Complex dynamics underlying the human electrocardiogram.

Sequences of different human cardiac rhythms terminating in ventricular fibrillation have been studied, both qualitatively and quantitatively, with methods of nonlinear dynamics. The analysis has been applied to ECG epochs belonging to rhythms of increasing electrocardiographic irregularity: from sinus rhythm to prefibrillatory rhythms and then to ventricular fibrillation. The phase portraits of these rhythms have been reconstructed from the ECG recording with the time-delay technique, and their correlation dimensions have been estimated with the algorithm of Grassberger and Procaccia (1983a, b). Different cardiac rhythms exhibit different correlation dimensions that describe the corresponding degrees of complexity. The correlation dimension increases as one proceeds from sinus rhythm to fully developed ventricular fibrillation via intermediate rhythms.
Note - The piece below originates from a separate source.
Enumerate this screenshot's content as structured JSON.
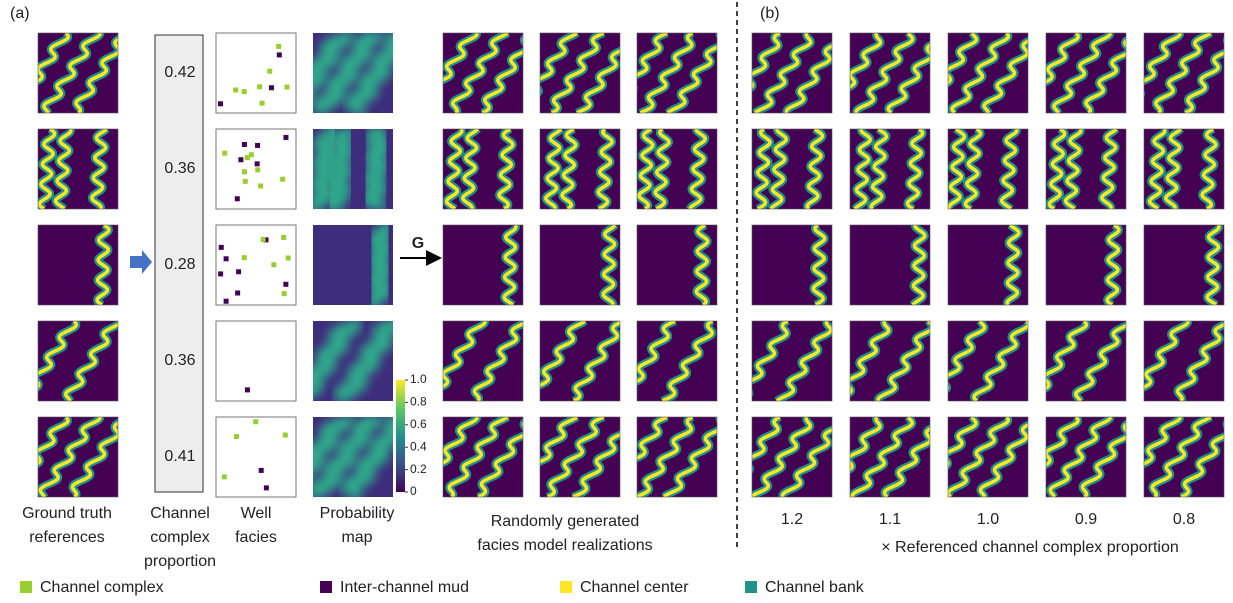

The fully developed ventricular fibrillation shows the highest degree of complexity. The dimensional analysis supports the existence of complex dynamics underlying different cardiac rhythms and reveals an increase in dimensional complexity corresponding to an increase in electrocardiographic irregularity. Our results indicate that nonlinear dynamics may be used to assess various dynamic states of the heart and may offer a non-invasive tool to investigate the complex dynamic phenomena occurring during arrhythmia.